Bishop and Jones wrote a letter to USAID on April 19 expressing outrage at the program, known as Philippines Growth with Equity in Mindanao, and urging its immediate suspension. In recent years, the Philippines has grown in prominence as an outsourcing destination for white-collar jobs, including call center positions, that require English language skills.

Funding overseas call centers that compete with U.S. operations "is short-sighted public policy and a direct threat to our economic competitiveness,” the congressmen wrote in the letter.

In a printed response to Bishop and Jones dated April 21, USAID wrote: "In response to the concerns you have raised, the agency is suspending its participation in the English language training program in Mindanao pending further review of the facts. Furthermore, the agency has established a high-level task force to review these matters."

"Regardless how well intentioned, this program has the potential to harm the US economy and must be stopped. I will closely monitor USAID's response to ensure that America's international economic development efforts in no way contribute to shipping our jobs overseas," Bishop said following USAID's action. "We do not need a task force to tell us that outsourcing is a job killer and American taxpayers should not be supporting it in any fashion."

Bishop in December introduced legislation in the U.S. Congress that would essentially make U.S. firms that outsource contact center jobs overseas ineligible for federal grants, loans, and tax credits for up to five years. The legislation, called the U.S. Call Center and Consumer Protection Act (HR 3596), would also require overseas call center employees to disclose their location to U.S. consumers and give customers the right to be transferred to a U.S.-based call center upon request. It would further require companies to notify the U.S. Department of Labor 120 days prior to any proposed moves off-shore and require the list of companies that off-shore call center work to be made available to the public. It now has the bipartisan support of more than 100 federal lawmakers, and similar measures have begun to appear in several state capitals in the past few weeks.

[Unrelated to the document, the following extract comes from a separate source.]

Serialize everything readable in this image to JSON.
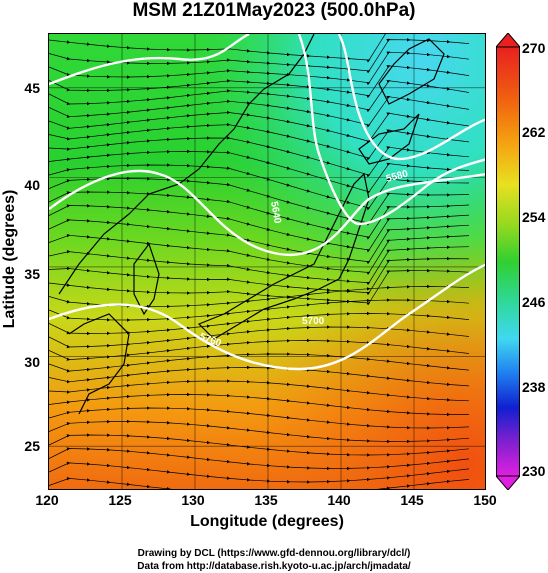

That legislation, and the activity surrounding USAID's funding of the Filipino program, have drawn the support of the Communications Workers of America, a labor union representing more than 700,000 people, including about 150,000 contact center employees. "We commend Representatives Bishop and Jones on their efforts to call attention to this program and to ensure that taxpayer money is used to strengthen the American workforce above all," said CWA Legislative Director Shane Larson. "Representing 150,000 customer service professionals gives us the responsibility to assure they go to work every day on a level playing field."